Have you ever wanted to learn another language but were worried you would sound funny or be bad at it? Maybe you’d like to learn how to cook or improve your skills in the kitchen, but you’re afraid you’ll embarrass yourself. Have you walked by a piano or an acoustic guitar displayed in a store window and quickly said to yourself that you’re tone deaf and wouldn’t be able to play?
The list of things we tell ourselves we’re no good at and therefore shouldn’t even start is endless, but now is the time to choose one and take the leap. I don’t mean literally if skydiving isn’t your thing, but I’m encouraging you to sift through your bucket list and choose one activity that you’ve always been interested in or wanted to do and give it a try.
This is a theme the female characters in my novels grapple with repeatedly.
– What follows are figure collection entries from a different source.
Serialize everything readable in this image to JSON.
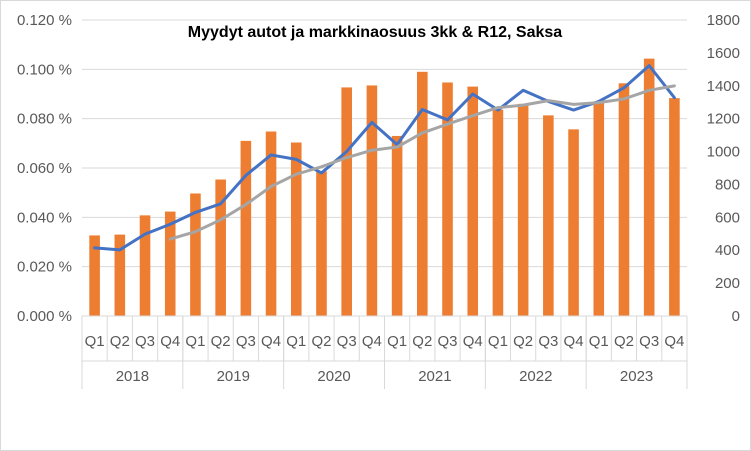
{
  "chart_data": {
    "type": "bar",
    "title": "Myydyt autot ja markkinaosuus 3kk & R12, Saksa",
    "xlabel": "",
    "ylabel": "",
    "years": [
      "2018",
      "2019",
      "2020",
      "2021",
      "2022",
      "2023"
    ],
    "quarters": [
      "Q1",
      "Q2",
      "Q3",
      "Q4"
    ],
    "categories": [
      "2018 Q1",
      "2018 Q2",
      "2018 Q3",
      "2018 Q4",
      "2019 Q1",
      "2019 Q2",
      "2019 Q3",
      "2019 Q4",
      "2020 Q1",
      "2020 Q2",
      "2020 Q3",
      "2020 Q4",
      "2021 Q1",
      "2021 Q2",
      "2021 Q3",
      "2021 Q4",
      "2022 Q1",
      "2022 Q2",
      "2022 Q3",
      "2022 Q4",
      "2023 Q1",
      "2023 Q2",
      "2023 Q3",
      "2023 Q4"
    ],
    "y_left": {
      "ylim": [
        0,
        0.12
      ],
      "ticks": [
        "0.000 %",
        "0.020 %",
        "0.040 %",
        "0.060 %",
        "0.080 %",
        "0.100 %",
        "0.120 %"
      ]
    },
    "y_right": {
      "ylim": [
        0,
        1800
      ],
      "ticks": [
        "0",
        "200",
        "400",
        "600",
        "800",
        "1000",
        "1200",
        "1400",
        "1600",
        "1800"
      ]
    },
    "grid": true,
    "legend": "none",
    "series": [
      {
        "type": "bar",
        "axis": "right",
        "color": "#ed7d31",
        "values": [
          490,
          495,
          612,
          635,
          745,
          830,
          1065,
          1122,
          1055,
          880,
          1390,
          1402,
          1095,
          1485,
          1420,
          1395,
          1255,
          1290,
          1220,
          1135,
          1295,
          1415,
          1565,
          1325
        ]
      },
      {
        "type": "line",
        "axis": "left",
        "color": "#4472c4",
        "values": [
          0.0276,
          0.0268,
          0.0332,
          0.0372,
          0.042,
          0.0455,
          0.057,
          0.0653,
          0.0635,
          0.058,
          0.0667,
          0.0785,
          0.0695,
          0.0837,
          0.0795,
          0.09,
          0.0835,
          0.0915,
          0.087,
          0.0835,
          0.087,
          0.0925,
          0.1015,
          0.0885
        ]
      },
      {
        "type": "line",
        "axis": "left",
        "color": "#a5a5a5",
        "values": [
          null,
          null,
          null,
          0.0312,
          0.0342,
          0.039,
          0.0452,
          0.0525,
          0.0575,
          0.0605,
          0.0642,
          0.0672,
          0.0685,
          0.0742,
          0.0778,
          0.0812,
          0.0845,
          0.0855,
          0.0873,
          0.0858,
          0.0865,
          0.088,
          0.0915,
          0.0933
        ]
      }
    ]
  }
}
Olivia in the Dark Horse Trilogy books, and River in 48 STATES are both forced to conquer their fears. Olivia is worried she can never take the place of her father as head of The Council, but eventually she learns to be a leader on her own terms. River has only known bad luck for so long she is afraid to be happy and allow herself to be loved. Both women are forced to do things they’ve avoided to get what they want. It might be fiction, but there is a grain of truth to what they must do to live their best lives.
If the pandemic has taught us one thing, it’s that life is short. We hope to have years on this planet, but sadly we know that is not always the case. So don’t wait to do something you’ve had your heart set on because of fear of failure or a fear of the unknown. In the end, it doesn’t matter if you can make a souffle or play “Stairway to Heaven”, complete a century on your bike or even finish a novel. What matters is that you tried… yes, maybe with your pulse racing, certainly with your ambition and curiosity on display for everyone to see. In that moment when you cross over from imagining something to doing it, you will feel the thrill of conquering your fear, an experience vastly better than any bucket full of Halloween candy.